In the current situation of East-Ukrainian conflict and uncontrolled border with Russia is not making EU eager regarding the visa freedom. Ukraine is hoping for it to happen by the fall of 2016 – unrealistic, it seems.
To the political scientists cited, pressure by the USA, and perhaps EU, seems the best means to push the reforms for they give the financial support. They welcome the «positive intrusion» citing the successful police reform. Citing a sobering effect, they also welcome foreigners working in the Ukrainian government.
A hindrance is the differing understanding in Ukrainians what reforms are all about. An example would be land reform which they do not want: Ukrainians do not want land to be freely bought and sold. «They want rental relations,» explains Mr Fesenko.
Likewise, they are altogether reluctant regarding privatisation. As early as in 2014, the Ukrainian government promised the West to privatise state assets for 17 billion hryvnias. Till today, no privatisation competitions have been proclaimed. Meanwhile, there are some 1,800 state enterprises in Ukraine and not more than 200 might be considered strategic for the state.

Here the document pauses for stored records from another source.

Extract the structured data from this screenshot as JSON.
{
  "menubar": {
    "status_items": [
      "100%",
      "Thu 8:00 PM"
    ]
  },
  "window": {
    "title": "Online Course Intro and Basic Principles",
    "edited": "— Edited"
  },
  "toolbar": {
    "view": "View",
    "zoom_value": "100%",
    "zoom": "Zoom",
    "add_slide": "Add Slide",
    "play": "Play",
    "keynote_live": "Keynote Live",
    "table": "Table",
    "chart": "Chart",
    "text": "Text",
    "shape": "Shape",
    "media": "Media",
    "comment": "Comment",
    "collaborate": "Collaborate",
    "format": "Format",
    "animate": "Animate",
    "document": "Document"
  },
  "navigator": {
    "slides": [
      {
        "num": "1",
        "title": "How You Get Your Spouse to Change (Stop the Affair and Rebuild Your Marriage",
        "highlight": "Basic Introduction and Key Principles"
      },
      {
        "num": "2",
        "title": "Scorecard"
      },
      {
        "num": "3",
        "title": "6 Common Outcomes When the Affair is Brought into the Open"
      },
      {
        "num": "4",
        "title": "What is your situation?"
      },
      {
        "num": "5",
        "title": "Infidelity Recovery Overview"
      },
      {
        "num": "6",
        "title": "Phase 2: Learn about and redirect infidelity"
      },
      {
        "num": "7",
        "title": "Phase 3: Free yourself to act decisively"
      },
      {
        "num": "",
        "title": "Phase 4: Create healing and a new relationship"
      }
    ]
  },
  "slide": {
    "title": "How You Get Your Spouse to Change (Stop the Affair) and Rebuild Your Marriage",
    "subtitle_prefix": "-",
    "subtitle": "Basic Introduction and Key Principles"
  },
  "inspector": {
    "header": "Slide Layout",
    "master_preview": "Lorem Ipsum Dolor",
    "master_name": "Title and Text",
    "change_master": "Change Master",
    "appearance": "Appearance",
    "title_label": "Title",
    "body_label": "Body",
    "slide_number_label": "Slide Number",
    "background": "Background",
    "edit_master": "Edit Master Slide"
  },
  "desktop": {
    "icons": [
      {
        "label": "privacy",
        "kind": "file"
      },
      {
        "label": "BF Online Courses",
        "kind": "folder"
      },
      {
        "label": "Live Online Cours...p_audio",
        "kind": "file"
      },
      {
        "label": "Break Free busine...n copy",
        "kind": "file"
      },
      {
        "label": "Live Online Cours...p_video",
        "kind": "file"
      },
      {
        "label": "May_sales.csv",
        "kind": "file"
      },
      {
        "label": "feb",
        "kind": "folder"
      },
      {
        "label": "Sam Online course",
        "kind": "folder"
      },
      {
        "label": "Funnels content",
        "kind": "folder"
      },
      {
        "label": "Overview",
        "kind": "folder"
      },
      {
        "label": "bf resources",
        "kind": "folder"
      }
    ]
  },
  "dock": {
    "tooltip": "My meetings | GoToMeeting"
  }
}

The Ukrainian society is all against privatisation – based on experience, they do not believe in honesty. Rightly so: for the most part, top politicians remain the same.
An idealist, Jüri Tamm thinks that an international mega event might help – like EXPO or some title tournament. Perhaps, the nation would rally and reform around the challenge.
«That would open the borders, unite the regions, boost the economy, lift confidence,» says Mr Tamm. «The football European Champs in partnership with Poland worked, see.»
Sergei Bubka and Jüri Tamm are thinking about winter Olympic games in Carpathians, centred in Lviv. «Lviv is essentially the midpoint of Europe. In the Carpathians, borders of five nations converge,» he lists the strengths. Indeed, Lviv did desire to run for 2022 winter Olympics but Maidan interfered. (Beijing will be the host.)
«Often, the journey is more important than the goal,» said Mr Tamm philosophically. «The more in Ukraine realise that 25 years of independence is but a flash of light, the less there’ll be those who fail to see the light at the end of the tunnel.»